My father, of course, thought she was coming back for him. He couldn't stand two hours without her and he thought she felt the same, and in a while she did. But at the moment when she had jumped into the truck, she was all mother, all pounding heart, and she didn't for one second analyze our escape.

We drove back to the house while behind us, in the valley to the west, in the very spot where
The Conqueror
would be filmed the next year, the cloud unloaded sheer white dust and here and there glassy particles that would end up driving the cameramen wild, sudden glints and glarings appearing in the uncut footage. Sitting in the truck that day, we didn't know it, but my father would be there at that filming, too, maybe not a star but at least an extra. For weeks, dressed in blousy pants and wearing snow boots, he was destined to ride a skittish buckskin a hundred times across the same stretch of red sand until someone finally yelled that they had a take.

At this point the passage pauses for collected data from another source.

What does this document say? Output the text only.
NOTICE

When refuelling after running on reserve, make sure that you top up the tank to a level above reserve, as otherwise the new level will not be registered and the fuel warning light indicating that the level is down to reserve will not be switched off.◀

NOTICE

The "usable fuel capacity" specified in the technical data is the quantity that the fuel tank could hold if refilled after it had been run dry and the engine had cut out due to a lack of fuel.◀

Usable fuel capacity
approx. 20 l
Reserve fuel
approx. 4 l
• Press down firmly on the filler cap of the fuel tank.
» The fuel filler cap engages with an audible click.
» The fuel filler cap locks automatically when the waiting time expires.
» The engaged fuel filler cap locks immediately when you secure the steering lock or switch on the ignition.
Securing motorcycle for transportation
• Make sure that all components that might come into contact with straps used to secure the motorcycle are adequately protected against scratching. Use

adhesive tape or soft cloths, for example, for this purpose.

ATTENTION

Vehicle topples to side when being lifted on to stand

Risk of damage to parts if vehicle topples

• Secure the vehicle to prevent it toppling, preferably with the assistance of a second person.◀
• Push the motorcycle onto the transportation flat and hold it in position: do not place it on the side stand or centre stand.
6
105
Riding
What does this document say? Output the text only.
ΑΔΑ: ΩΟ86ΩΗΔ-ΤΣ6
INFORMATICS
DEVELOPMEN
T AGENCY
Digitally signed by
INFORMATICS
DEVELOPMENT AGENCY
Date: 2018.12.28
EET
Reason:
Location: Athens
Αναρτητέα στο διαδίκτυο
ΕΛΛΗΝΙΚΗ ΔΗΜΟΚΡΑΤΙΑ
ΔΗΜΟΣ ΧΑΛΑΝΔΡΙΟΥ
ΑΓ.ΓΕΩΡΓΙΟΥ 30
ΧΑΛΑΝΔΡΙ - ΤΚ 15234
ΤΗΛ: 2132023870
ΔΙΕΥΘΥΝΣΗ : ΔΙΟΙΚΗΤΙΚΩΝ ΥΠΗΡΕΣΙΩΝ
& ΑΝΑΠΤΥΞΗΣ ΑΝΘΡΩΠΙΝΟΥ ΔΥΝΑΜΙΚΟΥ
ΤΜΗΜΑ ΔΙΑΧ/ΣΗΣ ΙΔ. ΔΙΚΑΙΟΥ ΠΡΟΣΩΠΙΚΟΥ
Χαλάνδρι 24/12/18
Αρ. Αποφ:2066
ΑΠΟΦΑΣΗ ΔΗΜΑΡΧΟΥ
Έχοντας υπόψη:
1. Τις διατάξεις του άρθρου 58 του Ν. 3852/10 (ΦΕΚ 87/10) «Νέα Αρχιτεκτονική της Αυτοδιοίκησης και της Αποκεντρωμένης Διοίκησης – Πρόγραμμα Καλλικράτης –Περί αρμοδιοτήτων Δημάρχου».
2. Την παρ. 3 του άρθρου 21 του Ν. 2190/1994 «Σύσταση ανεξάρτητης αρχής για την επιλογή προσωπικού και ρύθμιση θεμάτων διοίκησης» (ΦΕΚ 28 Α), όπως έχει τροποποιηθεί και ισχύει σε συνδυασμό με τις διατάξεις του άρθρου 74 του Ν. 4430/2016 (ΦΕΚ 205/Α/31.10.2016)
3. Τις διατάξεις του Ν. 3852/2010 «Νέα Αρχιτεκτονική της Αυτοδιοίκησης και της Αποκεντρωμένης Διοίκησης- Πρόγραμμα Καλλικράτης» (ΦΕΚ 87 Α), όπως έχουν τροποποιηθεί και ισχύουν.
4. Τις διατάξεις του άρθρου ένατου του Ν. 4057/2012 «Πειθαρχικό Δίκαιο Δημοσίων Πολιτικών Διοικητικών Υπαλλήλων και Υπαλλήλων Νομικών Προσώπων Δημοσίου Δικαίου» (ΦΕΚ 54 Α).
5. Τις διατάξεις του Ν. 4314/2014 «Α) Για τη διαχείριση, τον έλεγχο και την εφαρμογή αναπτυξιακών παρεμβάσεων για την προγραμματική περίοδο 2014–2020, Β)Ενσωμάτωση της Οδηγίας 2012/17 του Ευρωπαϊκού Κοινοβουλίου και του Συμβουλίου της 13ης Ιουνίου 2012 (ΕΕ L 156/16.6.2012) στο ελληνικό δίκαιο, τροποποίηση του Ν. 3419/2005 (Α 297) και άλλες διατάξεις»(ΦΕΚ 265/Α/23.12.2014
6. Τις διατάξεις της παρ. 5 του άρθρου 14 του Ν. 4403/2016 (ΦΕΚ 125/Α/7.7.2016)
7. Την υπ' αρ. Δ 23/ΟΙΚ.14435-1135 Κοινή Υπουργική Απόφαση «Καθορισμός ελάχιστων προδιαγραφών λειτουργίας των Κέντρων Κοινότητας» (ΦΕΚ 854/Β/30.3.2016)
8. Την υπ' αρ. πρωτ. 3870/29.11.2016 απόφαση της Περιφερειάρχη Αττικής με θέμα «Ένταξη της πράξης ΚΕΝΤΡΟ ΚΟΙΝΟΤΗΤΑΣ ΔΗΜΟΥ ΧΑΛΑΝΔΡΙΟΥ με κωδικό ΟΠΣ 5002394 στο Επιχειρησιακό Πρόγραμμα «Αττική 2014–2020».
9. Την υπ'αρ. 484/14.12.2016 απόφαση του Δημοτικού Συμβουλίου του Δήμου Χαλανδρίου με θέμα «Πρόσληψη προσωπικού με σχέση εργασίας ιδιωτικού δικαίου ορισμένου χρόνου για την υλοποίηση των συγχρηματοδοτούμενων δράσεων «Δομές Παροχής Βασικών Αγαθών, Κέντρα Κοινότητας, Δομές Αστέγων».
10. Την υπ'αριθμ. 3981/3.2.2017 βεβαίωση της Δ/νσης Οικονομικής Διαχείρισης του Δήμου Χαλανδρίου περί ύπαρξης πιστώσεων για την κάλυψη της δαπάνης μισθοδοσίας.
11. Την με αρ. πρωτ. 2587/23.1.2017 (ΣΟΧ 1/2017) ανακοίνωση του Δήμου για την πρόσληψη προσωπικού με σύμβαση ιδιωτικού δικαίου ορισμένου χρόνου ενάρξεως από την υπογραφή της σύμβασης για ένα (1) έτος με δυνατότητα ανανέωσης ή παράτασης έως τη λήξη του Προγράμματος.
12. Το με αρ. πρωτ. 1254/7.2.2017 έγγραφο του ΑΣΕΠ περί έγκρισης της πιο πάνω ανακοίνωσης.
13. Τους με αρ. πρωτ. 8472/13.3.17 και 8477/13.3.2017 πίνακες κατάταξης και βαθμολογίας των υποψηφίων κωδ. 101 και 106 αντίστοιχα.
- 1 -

My father, glad to have his wife and daughter back that day, drove carefully and watched in his rearview mirror; my mother kept turning around. They didn't know exactly what they were seeing back there, but they were spooked, and in no time she had slid across the seat and partnered back up with him. The cloud hung low for a while and didn't seem to move. Beneath it, wind and dust and fallout created a turbulent hothouse that we could see and would hear about on the radio the next day.

Maybe to calm herself, my mother started—right there in the truck—by kissing my father's cheek, even though it was a little too smooth for her taste, a little too much like a young James Stewart's. Then things fell into place: a kiss, a hug, my mother's skirt coming up over her legs.